GD is not something to be taken lightly. I think it would be copyright infringement to cut and paste text from OB textbooks (which I have access to online), so I'll paraphrase. The following is referenced from Gabbe
bstetrics-normal and problem pregnancies. 2002
First: why try to identify GD mammas?
Mainly to decrease the risk of morbidity and mortality in the baby. The high sugar, and yes, high ketones levels alluded to above, are very clearly associated with birth defects and baby loss/miscarriage (also other things like free oxygen radical excess). Some of the birth defects are very serious. Fetal macrosomia, or a big baby, is not considered a birth defect but can complicate delivery.
Certain studies show that of mammas diagnosed with GD, about 50% will develop diabetes mellitus down the line, anywhere from 5-20 y depending on whose study you read and how long they followed the patients.
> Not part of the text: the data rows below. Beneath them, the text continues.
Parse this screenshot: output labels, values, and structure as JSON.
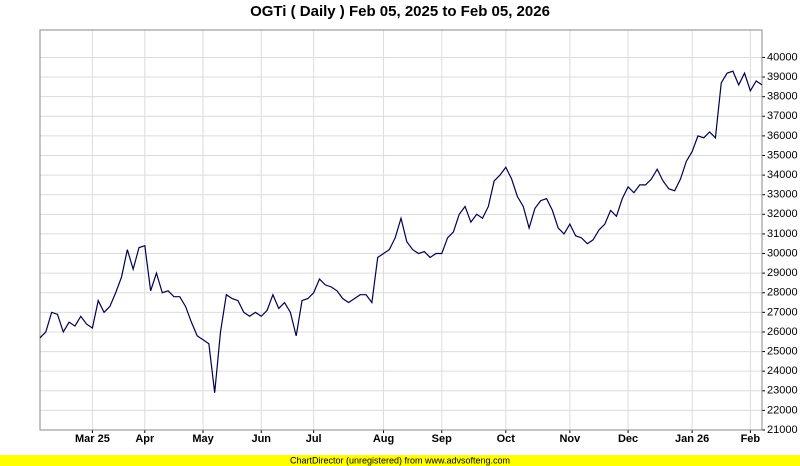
{
  "chart_data": {
    "type": "line",
    "title": "OGTi ( Daily ) Feb 05, 2025 to Feb 05, 2026",
    "footer": "ChartDirector (unregistered) from www.advsofteng.com",
    "categories": [
      null,
      null,
      null,
      null,
      null,
      null,
      null,
      null,
      null,
      "Mar 25",
      null,
      null,
      null,
      null,
      null,
      null,
      null,
      null,
      "Apr",
      null,
      null,
      null,
      null,
      null,
      null,
      null,
      null,
      null,
      "May",
      null,
      null,
      null,
      null,
      null,
      null,
      null,
      null,
      null,
      "Jun",
      null,
      null,
      null,
      null,
      null,
      null,
      null,
      null,
      "Jul",
      null,
      null,
      null,
      null,
      null,
      null,
      null,
      null,
      null,
      null,
      null,
      "Aug",
      null,
      null,
      null,
      null,
      null,
      null,
      null,
      null,
      null,
      "Sep",
      null,
      null,
      null,
      null,
      null,
      null,
      null,
      null,
      null,
      null,
      "Oct",
      null,
      null,
      null,
      null,
      null,
      null,
      null,
      null,
      null,
      null,
      "Nov",
      null,
      null,
      null,
      null,
      null,
      null,
      null,
      null,
      null,
      "Dec",
      null,
      null,
      null,
      null,
      null,
      null,
      null,
      null,
      null,
      null,
      "Jan 26",
      null,
      null,
      null,
      null,
      null,
      null,
      null,
      null,
      null,
      "Feb",
      null,
      null
    ],
    "values": [
      25700,
      26000,
      27000,
      26900,
      26000,
      26500,
      26300,
      26800,
      26400,
      26200,
      27600,
      27000,
      27300,
      28000,
      28800,
      30200,
      29200,
      30300,
      30400,
      28100,
      29000,
      28000,
      28100,
      27800,
      27800,
      27300,
      26500,
      25800,
      25600,
      25400,
      22900,
      26000,
      27900,
      27700,
      27600,
      27000,
      26800,
      27000,
      26800,
      27100,
      27900,
      27200,
      27500,
      27000,
      25800,
      27600,
      27700,
      28000,
      28700,
      28400,
      28300,
      28100,
      27700,
      27500,
      27700,
      27900,
      27900,
      27500,
      29800,
      30000,
      30200,
      30800,
      31800,
      30600,
      30200,
      30000,
      30100,
      29800,
      30000,
      30000,
      30800,
      31100,
      32000,
      32400,
      31600,
      32000,
      31800,
      32400,
      33700,
      34000,
      34400,
      33800,
      32900,
      32400,
      31300,
      32300,
      32700,
      32800,
      32200,
      31300,
      31000,
      31500,
      30900,
      30800,
      30500,
      30700,
      31200,
      31500,
      32200,
      31900,
      32800,
      33400,
      33100,
      33500,
      33500,
      33800,
      34300,
      33700,
      33300,
      33200,
      33800,
      34700,
      35200,
      36000,
      35900,
      36200,
      35900,
      38700,
      39200,
      39300,
      38600,
      39200,
      38300,
      38800,
      38600
    ],
    "color": "#000050",
    "ylim": [
      21000,
      41400
    ],
    "yticks": [
      21000,
      22000,
      23000,
      24000,
      25000,
      26000,
      27000,
      28000,
      29000,
      30000,
      31000,
      32000,
      33000,
      34000,
      35000,
      36000,
      37000,
      38000,
      39000,
      40000
    ],
    "grid": true
  }
}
But a huge, huge part of diabetes is diet and lifestyle. Yes, certain people may be predisposed to getting it (because of family genes) but current thought is that it doesn't develop without the right setting (diet).
Pregnancy is a state of increased insulin resistance, which means just because your fasting glucose is okay, doesn't mean that your body can handle a glucose load well. Hence the need for the 2 hour, and if necessary the 3 hour tolerance test.